Azrul really could have called it a night, but he was worried that Vijaya would not have anything to eat and took it upon himself to send the meal to her home anyway. The journey from Cheras to Puchong isn’t the most pleasant nor quick one. But determined he was, and he arrived at Vijaya’s 40 minutes after the call, not expecting any further remuneration.

As Vijaya recounted in a Linkedin post two weeks after the incident, she was “bowled over” by the youth’s “courtesy and dedication”, and gave him a 100 ringgit tip inside an envelope. He left and went to the petrol station to fill up his tank, opened the envelope, and promptly returned to Vijaya’s to try and return the money, saying “What you have given me is too much”.

Vijaya insisted that he keep the money: “Listen son, no one can put a value to what you just did for me. Please accept this… go buy yourself something nice”.

Azrul posing with Vijaya’s mum, who was also touched by the young man’s actions.

The Linkedin post has since gone viral, garnering over 19,400 likes, more than 780 comments and has been shared across social media platforms.
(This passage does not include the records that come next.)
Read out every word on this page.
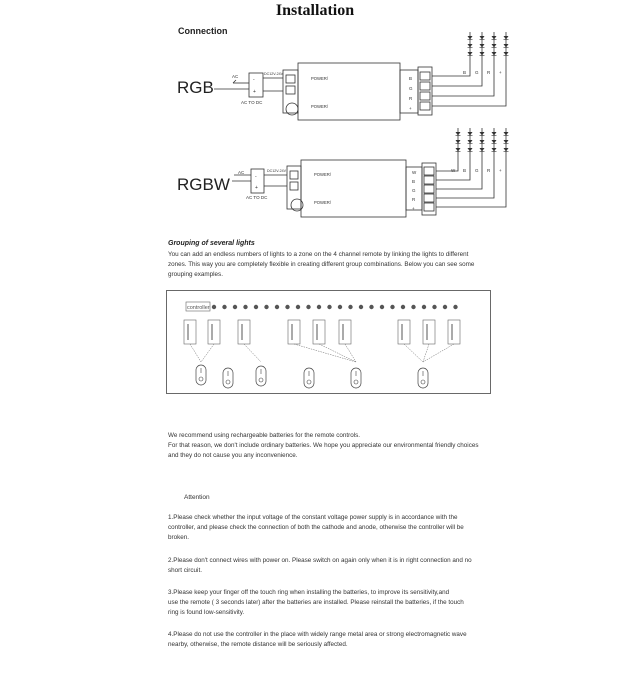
Installation
Connection
RGB
RGBW
AC	DC12V-24V
-
+
AC TO DC
POWER/
POWER/
B
G
R
+
B G R +
AC	DC12V-24V
-
+
AC TO DC
POWER/
POWER/
W
B
G
R
+
W B G R +
Grouping of several lights
You can add an endless numbers of lights to a zone on the 4 channel remote by linking the lights to different
zones. This way you are completely flexible in creating different group combinations. Below you can see some
grouping examples.
controller
We recommend using rechargeable batteries for the remote controls.
For that reason, we don't include ordinary batteries. We hope you appreciate our environmental friendly choices
and they do not cause you any inconvenience.
Attention
1.Please check whether the input voltage of the constant voltage power supply is in accordance with the
controller, and please check the connection of both the cathode and anode, otherwise the controller will be
broken.
2.Please don't connect wires with power on. Please switch on again only when it is in right connection and no
short circuit.
3.Please keep your finger off the touch ring when installing the batteries, to improve its sensitivity,and
use the remote ( 3 seconds later) after the batteries are installed. Please reinstall the batteries, if the touch
ring is found low-sensitivity.
4.Please do not use the controller in the place with widely range metal area or strong electromagnetic wave
nearby, otherwise, the remote distance will be seriously affected.
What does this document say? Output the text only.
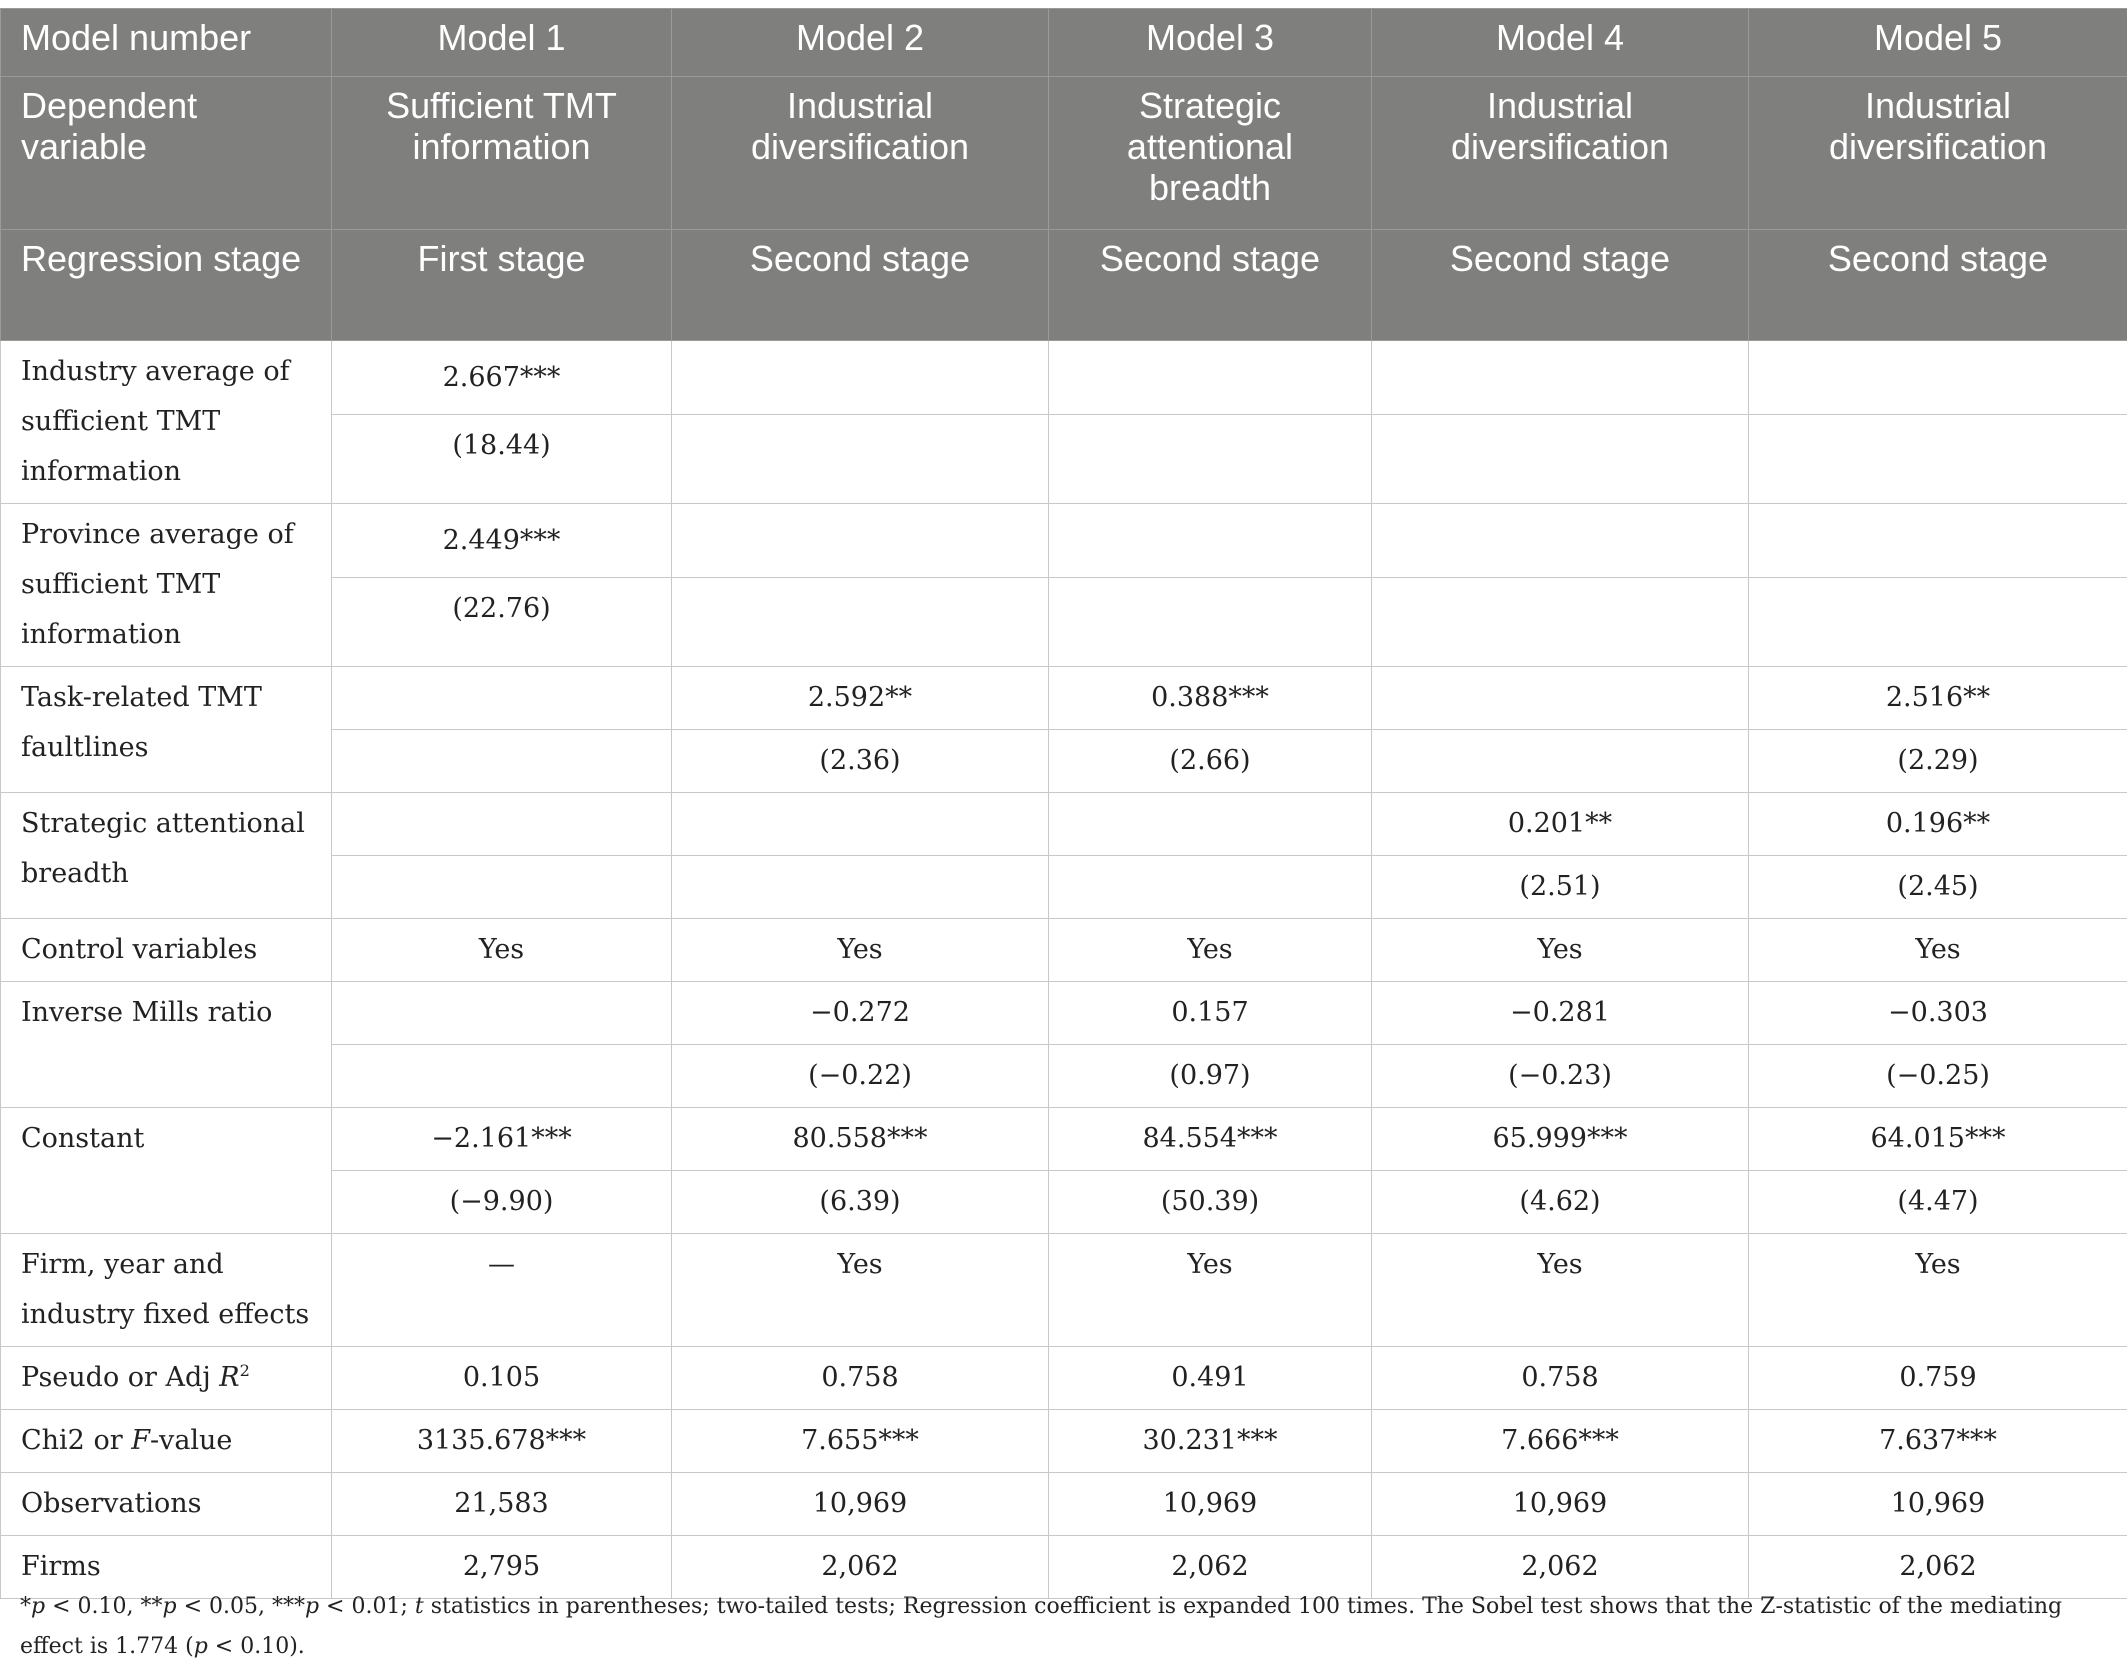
Model number	Model 1	Model 2	Model 3	Model 4	Model 5
Dependent variable	Sufficient TMT information	Industrial diversification	Strategic attentional breadth	Industrial diversification	Industrial diversification
Regression stage	First stage	Second stage	Second stage	Second stage	Second stage
Industry average of sufficient TMT information	2.667***				
	(18.44)				
Province average of sufficient TMT information	2.449***				
	(22.76)				
Task-related TMT faultlines		2.592**	0.388***		2.516**
		(2.36)	(2.66)		(2.29)
Strategic attentional breadth				0.201**	0.196**
				(2.51)	(2.45)
Control variables	Yes	Yes	Yes	Yes	Yes
Inverse Mills ratio		−0.272	0.157	−0.281	−0.303
		(−0.22)	(0.97)	(−0.23)	(−0.25)
Constant	−2.161***	80.558***	84.554***	65.999***	64.015***
	(−9.90)	(6.39)	(50.39)	(4.62)	(4.47)
Firm, year and industry fixed effects	—	Yes	Yes	Yes	Yes
Pseudo or Adj $R^2$	0.105	0.758	0.491	0.758	0.759
Chi2 or F-value	3135.678***	7.655***	30.231***	7.666***	7.637***
Observations	21,583	10,969	10,969	10,969	10,969
Firms	2,795	2,062	2,062	2,062	2,062
*p < 0.10, **p < 0.05, ***p < 0.01; t statistics in parentheses; two-tailed tests; Regression coefficient is expanded 100 times. The Sobel test shows that the Z-statistic of the mediating effect is 1.774 (p < 0.10).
Since the start of lockdowns and the increasing reliance on delivery riders, there has been a growing sense of appreciation towards this segment of frontliners during the pandemic. In June of last year, after the country’s first lockdown, Grab revealed that users had given over RM2.4 million in tips to their drivers and riders via the tipping function on the app, a 75% increase compared to pre-MCO (Movement Control Order). Users in the Klang Valley area, where Cheras and Puchong are located, are the most frequent tippers, although the most generous tippers, based on the highest average tip per booking, live in Kuala Terengganu, a city on the East Coast of Peninsular Malaysia.

If you’re not from around here, you would appreciate the significance of this if you know that tipping is not a part of the local culture, and users already pay a sales and service tax for using Grab Food services, although this goes to the government and not the delivery rider. With our third lockdown starting today, hopefully, more of these “feel-good”, hope-filled stories will fill our news feed, rather than more misinformation about vaccines or apathetic CEOs in the face of disasters.